P.K. vs. P.K.

One had a political coming-out, the other a hockey love-in with the sport’s most loyal fans. A tale of the tape between Pierre-Karl Péladeau and P.K. Subban.


Playing positions

Pierre-Karl Péladeau: Quebec’s business-first mini-titan has strayed from his right-wing perch as of late, if only to convince the curmudgeonly lefties in the Parti Québécois, a party he hopes to lead, that he isn’t the second coming of Attila the Hun.

P.K. Subban: A defenceman for the Montreal Canadiens, whose favoured spot on the left-hand point is the equivalent of a sniper’s perch, P.K. often strays from his own defensive position, forcing coaches and fans alike to wonder whether he’s a wannabe forward.

Media footprint

Péladeau: The media magnate, still Quebecor’s majority shareholder, has been bypassing journalists in his own empire, airing grievances on his social media pages instead. According to PKP’s bon mots, Quebec Premier Philippe Couillard wants to “make all us Quebecers into good Canadians” and the newspaper La Presse, owned by one of Quebecor’s biggest competitors, is in bed with Big Oil.

Subban: The defenceman can jaw with the best of them, and seems to feed on the fury his words incite. “If they hate me, great.
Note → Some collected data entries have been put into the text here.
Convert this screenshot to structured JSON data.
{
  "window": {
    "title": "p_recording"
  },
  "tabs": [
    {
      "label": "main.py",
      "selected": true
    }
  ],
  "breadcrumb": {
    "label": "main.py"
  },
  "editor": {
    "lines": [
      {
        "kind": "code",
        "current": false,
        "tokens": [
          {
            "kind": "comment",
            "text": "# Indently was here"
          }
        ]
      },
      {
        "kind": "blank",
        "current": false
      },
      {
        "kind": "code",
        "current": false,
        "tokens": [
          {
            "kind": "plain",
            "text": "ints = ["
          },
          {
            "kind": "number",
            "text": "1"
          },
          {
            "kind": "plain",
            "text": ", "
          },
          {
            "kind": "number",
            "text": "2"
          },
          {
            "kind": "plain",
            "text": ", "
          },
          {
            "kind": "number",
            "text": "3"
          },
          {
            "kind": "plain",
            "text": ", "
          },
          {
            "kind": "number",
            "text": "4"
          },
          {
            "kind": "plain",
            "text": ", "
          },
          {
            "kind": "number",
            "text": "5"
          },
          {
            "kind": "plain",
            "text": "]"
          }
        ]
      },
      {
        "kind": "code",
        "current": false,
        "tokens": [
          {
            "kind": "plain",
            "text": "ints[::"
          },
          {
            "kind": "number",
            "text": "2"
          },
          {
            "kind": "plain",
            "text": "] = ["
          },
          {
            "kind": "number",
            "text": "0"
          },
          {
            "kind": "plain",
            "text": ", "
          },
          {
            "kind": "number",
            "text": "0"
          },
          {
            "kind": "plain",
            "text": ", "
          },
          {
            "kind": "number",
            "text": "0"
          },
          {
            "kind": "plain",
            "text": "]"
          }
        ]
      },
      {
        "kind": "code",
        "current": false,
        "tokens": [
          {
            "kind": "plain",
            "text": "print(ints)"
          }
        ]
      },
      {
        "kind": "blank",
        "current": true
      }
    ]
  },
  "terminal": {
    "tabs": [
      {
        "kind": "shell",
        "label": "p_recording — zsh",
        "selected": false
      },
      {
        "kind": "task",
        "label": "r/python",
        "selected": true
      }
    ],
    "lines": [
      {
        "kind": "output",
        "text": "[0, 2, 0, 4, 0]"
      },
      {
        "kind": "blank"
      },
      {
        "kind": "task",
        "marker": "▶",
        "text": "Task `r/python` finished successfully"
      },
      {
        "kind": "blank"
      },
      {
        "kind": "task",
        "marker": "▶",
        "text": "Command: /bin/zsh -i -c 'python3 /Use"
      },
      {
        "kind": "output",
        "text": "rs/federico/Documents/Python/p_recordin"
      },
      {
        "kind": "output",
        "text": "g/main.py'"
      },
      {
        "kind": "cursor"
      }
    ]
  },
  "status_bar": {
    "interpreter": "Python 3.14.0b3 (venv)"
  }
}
Hate me. We’ll just keep winning,” he said during last season’s epic playoff series against the Bruins. He is one of few NHL players to have a dedicated online “Hate Club” cataloguing “the dirtiest player in the NHL.” It’s a demonstrably false moniker, indicative of P.K.’s ability to make his opponents overreach.

Daddy issues

Péladeau: PKP had a tumultuous relationship with his father, the self-made print magnate Pierre Péladeau. So disgusted was PKP with his father’s wealth and trappings that he changed his middle name from “Carl” to “Karl” as an ode to Karl Marx. Suffice to say, his love affair with Communism didn’t last.

Subban: Pernell Karl comes by his middle name more honestly; he inherited it from his dad, a retired school principal. Karl Subban fell in love with hockey after moving to Sudbury, Ont., from Jamaica in 1969, and would schlep his son to practice at ridiculous hours. His mother often dressed young P.K. in hockey gear at bedtime so he’d be ready.

Watch him manouevre

Péladeau: Before exploding out of the separatist closet last spring, PKP spent much of his career obscuring his political leanings. He draped himself in the Canadian flag when launching the blindingly patriotic Sun News Network, only to doff the Maple Leaf for a fleur-de-lys while selling cellphones and the like to Quebecers. This political meandering was good for business but strained his friendship with former prime minister Brian Mulroney.

Subban: Subban meanders and pirouettes, the puck seemingly Crazy-Glued to his stick, in an on-ice dance that often finishes with an improbable and unassisted goal. Or he’ll take a pass and uncork a criminally hard one-timer. Sometimes he passes cross-ice directly to the opposing team, straining his relationship with his coach. He is magnificent if only because he can be so infuriating.

Hand gestures

Péladeau: PKP’s insouciant fist pump, accompanied by proclamations of his desire to see Quebec become an independent country, hamstrung the PQ’s already wobbly election campaign last March. Though the sovereignist party went on to suffer its worst defeat in its history, PKP has doubled down on the separatist talk, recently musing that federalism is responsible for bad train service in Quebec.

Subban: In 2013, Canadiens coach Michel Therrien outlawed Subban’s hand gesture of choice, in which he exchanged five “low fives” with goalie Carey Price following a win. This hasn’t stopped P.K. from performing his post-goal routine, where he streaks down the ice, falls to one knee and pulls an imaginary bow aimed at the arena rafters. It’s both graceful and boastful, much like Subban himself.